Any woman who has been "great with child" knows what I am talking about when I say that my situation had become an emergency. No service stations would be open on this morning just in case needy travelers happened by. What needy travelers? Anybody in their right mind had arrived at their destination the night before to avoid the weather conditions, and were now in a toasty-warm house to see dawn break with all its yuletide glory. Here we were, the only vehicle on the pristine, lonely ribbon of the snow-laden interstate.

Just then I realized that such circumstances could work to my advantage. "Just pull off to the side of the road!" I pleaded with Kris (a.k.a. hapless husband).

"Are you crazy?" he replied. "I'm not even sure we are on the road. We'll stop in Malad. There's got to be a 7-11 open there."

We drove down the first main street we could find. We passed business after business with 'CLOSED' signs in the windows.
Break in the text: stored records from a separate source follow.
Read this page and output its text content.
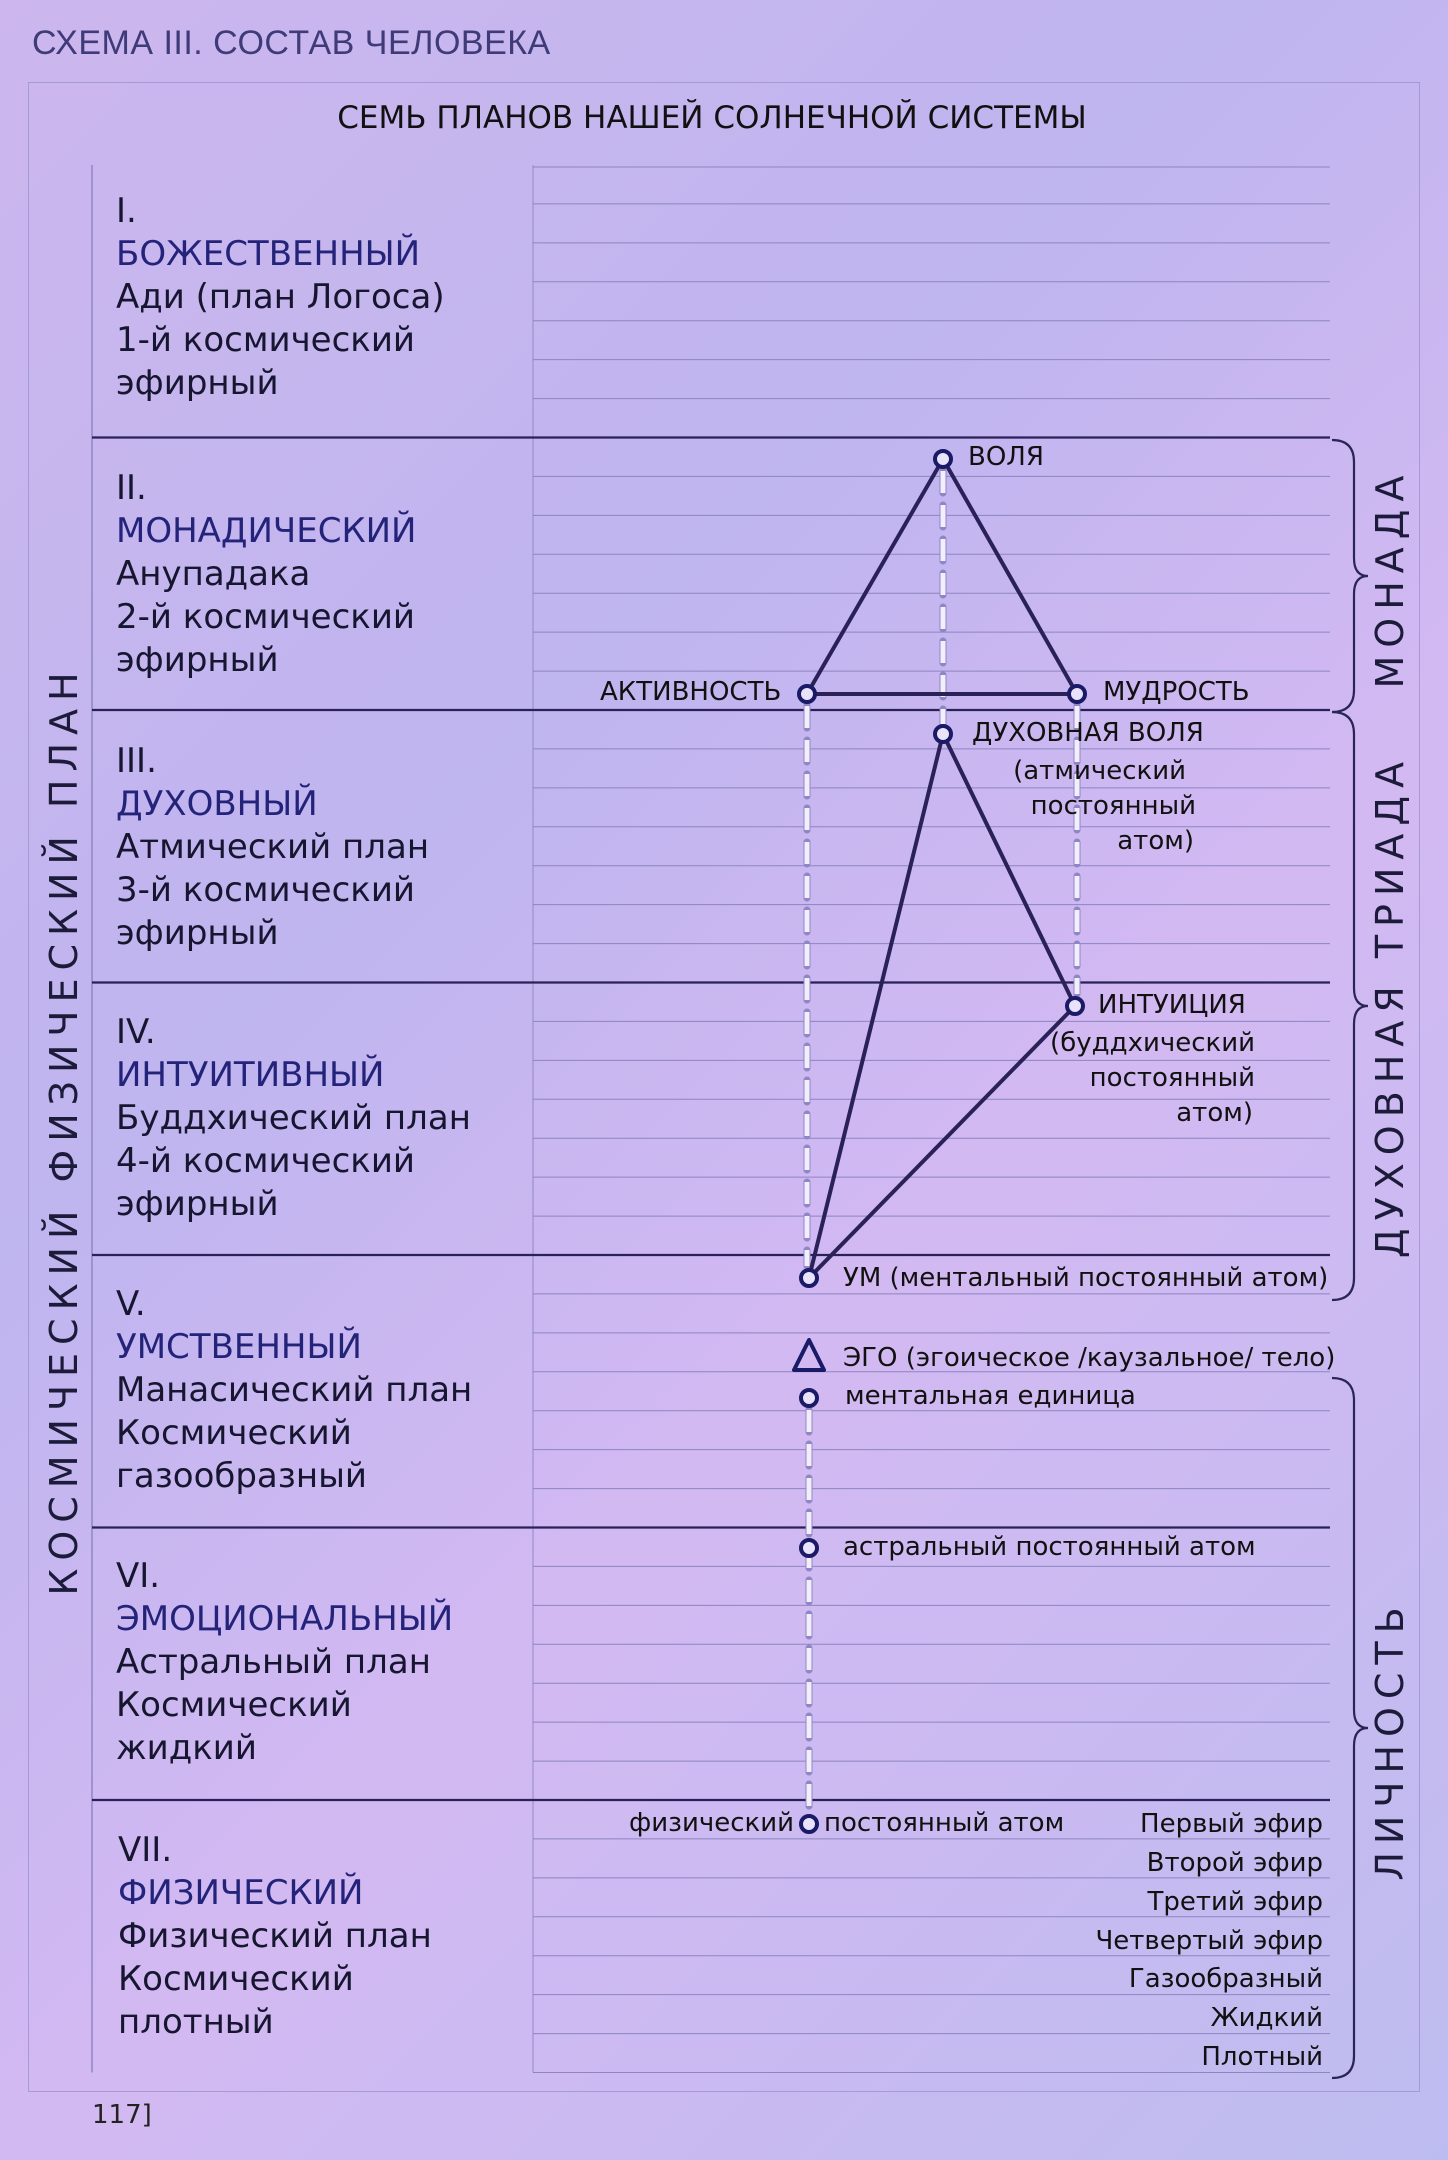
СХЕМА III. СОСТАВ ЧЕЛОВЕКА
СЕМЬ ПЛАНОВ НАШЕЙ СОЛНЕЧНОЙ СИСТЕМЫ
I.
БОЖЕСТВЕННЫЙ
Ади (план Логоса)
1-й космический
эфирный
II.
МОНАДИЧЕСКИЙ
Анупадака
2-й космический
эфирный
III.
ДУХОВНЫЙ
Атмический план
3-й космический
эфирный
IV.
ИНТУИТИВНЫЙ
Буддхический план
4-й космический
эфирный
V.
УМСТВЕННЫЙ
Манасический план
Космический
газообразный
VI.
ЭМОЦИОНАЛЬНЫЙ
Астральный план
Космический
жидкий
VII.
ФИЗИЧЕСКИЙ
Физический план
Космический
плотный
КОСМИЧЕСКИЙ ФИЗИЧЕСКИЙ ПЛАН
МОНАДА
ДУХОВНАЯ ТРИАДА
ЛИЧНОСТЬ
ВОЛЯ
АКТИВНОСТЬ	МУДРОСТЬ
ДУХОВНАЯ ВОЛЯ
(атмический
постоянный
атом)
ИНТУИЦИЯ
(буддхический
постоянный
атом)
УМ (ментальный постоянный атом)
ЭГО (эгоическое /каузальное/ тело)
ментальная единица
астральный постоянный атом
физический постоянный атом	Первый эфир
Второй эфир
Третий эфир
Четвертый эфир
Газообразный
Жидкий
Плотный
117]
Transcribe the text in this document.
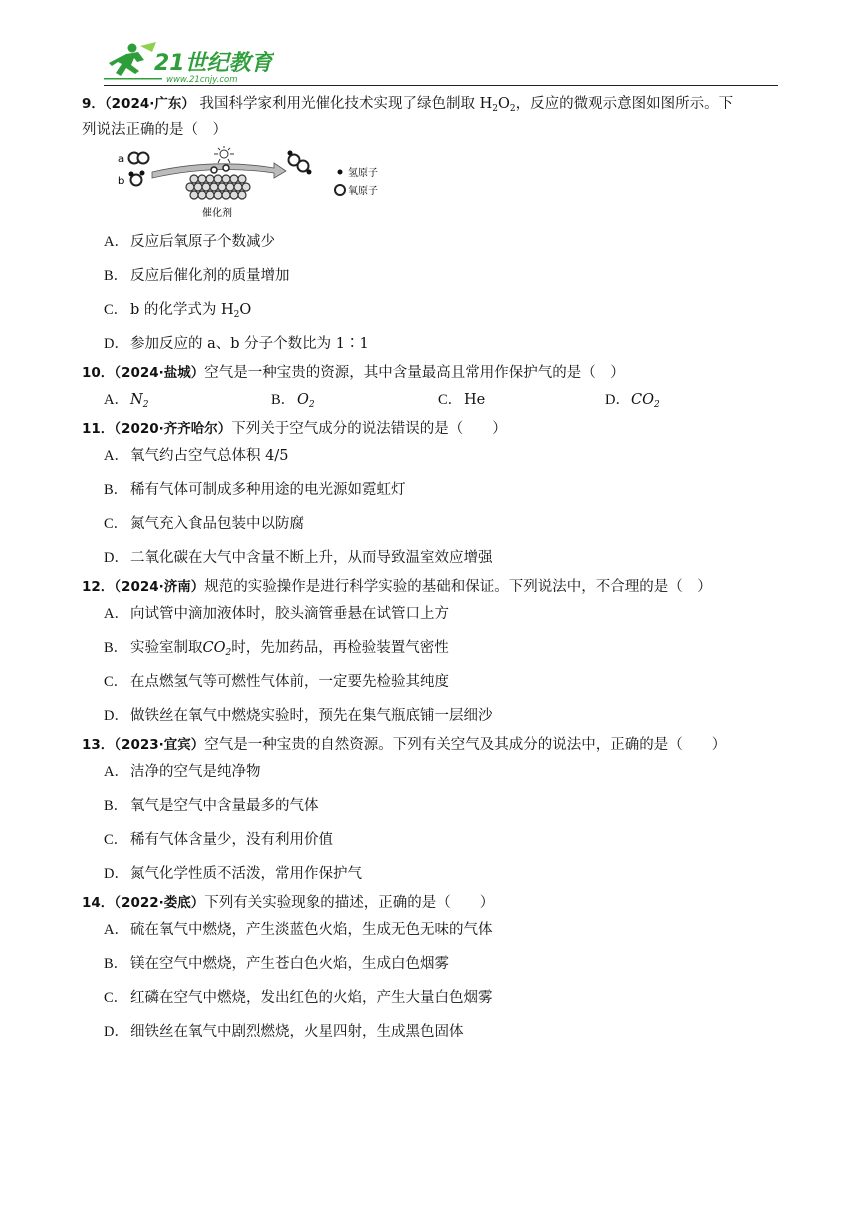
21世纪教育
www.21cnjy.com
9．（2024·广东） 我国科学家利用光催化技术实现了绿色制取 $H_2O_2$，反应的微观示意图如图所示。下
列说法正确的是（　）
a
b
催化剂
氢原子
氧原子
A．反应后氧原子个数减少
B． 反应后催化剂的质量增加
C． b 的化学式为 $H_2O$
D．参加反应的 a、b 分子个数比为 1∶1
10．（2024·盐城）空气是一种宝贵的资源，其中含量最高且常用作保护气的是（　）
A．$N_2$	B． $O_2$	C． He	D．$CO_2$
11．（2020·齐齐哈尔）下列关于空气成分的说法错误的是（　　）
A．氧气约占空气总体积 4/5
B． 稀有气体可制成多种用途的电光源如霓虹灯
C． 氮气充入食品包装中以防腐
D．二氧化碳在大气中含量不断上升，从而导致温室效应增强
12．（2024·济南）规范的实验操作是进行科学实验的基础和保证。下列说法中，不合理的是（　）
A．向试管中滴加液体时，胶头滴管垂悬在试管口上方
B． 实验室制取$CO_2$时，先加药品，再检验装置气密性
C． 在点燃氢气等可燃性气体前，一定要先检验其纯度
D．做铁丝在氧气中燃烧实验时，预先在集气瓶底铺一层细沙
13．（2023·宜宾）空气是一种宝贵的自然资源。下列有关空气及其成分的说法中，正确的是（　　）
A．洁净的空气是纯净物
B． 氧气是空气中含量最多的气体
C． 稀有气体含量少，没有利用价值
D．氮气化学性质不活泼，常用作保护气
14．（2022·娄底）下列有关实验现象的描述，正确的是（　　）
A．硫在氧气中燃烧，产生淡蓝色火焰，生成无色无味的气体
B． 镁在空气中燃烧，产生苍白色火焰，生成白色烟雾
C． 红磷在空气中燃烧，发出红色的火焰，产生大量白色烟雾
D．细铁丝在氧气中剧烈燃烧，火星四射，生成黑色固体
"What am I going to do?" I moaned. I was envisioning my own inglorious arrival at my in-laws' house if we didn't find a solution quickly.

Just then we approached a big, white home with an old-fashioned porch.

"Stop at this house!" I demanded. It looked like a grandmother's house — someone who wouldn't shut the door in a stranger's face. Waddling stiffly to the front door, I knocked urgently and, to my relief, the door opened almost immediately. Inside stood a woman in a bathrobe. She smiled at me as a man appeared from around the corner wearing his undershirt, slippers and pants that matched his rumpled hair. I could hear children laughing, but I was miserable, not only because of my desperate need but I had intruded on a family's private Christmas celebration.

"I'm sorry … uh, there's no place open and I …"

The woman laughed merrily and reached for my arm. "Come on in," she said. "You don't need to say more. I've been there!" We were talking 'mother tongue' while her husband stood there looking momentarily perplexed until she continued with, "Down the hall and to your left."

When I reappeared in their Christmas-cluttered living room, the children were still busy with their holiday gifts, but they seemed intrigued by their unexpected visitor. I was somewhat embarrassed, but the family let me know there was no need to feel that way.

"Would you like some lemonade?" the woman offered. She was so eager to offer me her hospitality. "Would your husband like to come in and have some?" Had they been expecting guests, I'm sure that hot cocoa would have been offered, but lemonade was the most festive beverage available under the circumstances.

We chatted at the door for just a moment as I thanked her, and I wanted to hug that woman in the bathrobe. I was not an intruder. My need that day had been embarrassingly simple, but this family would have shared any part of their Christmas with a stranger.

I never asked their names, but the few moments I spent at their house that morning became one of my favorite Christmas memories.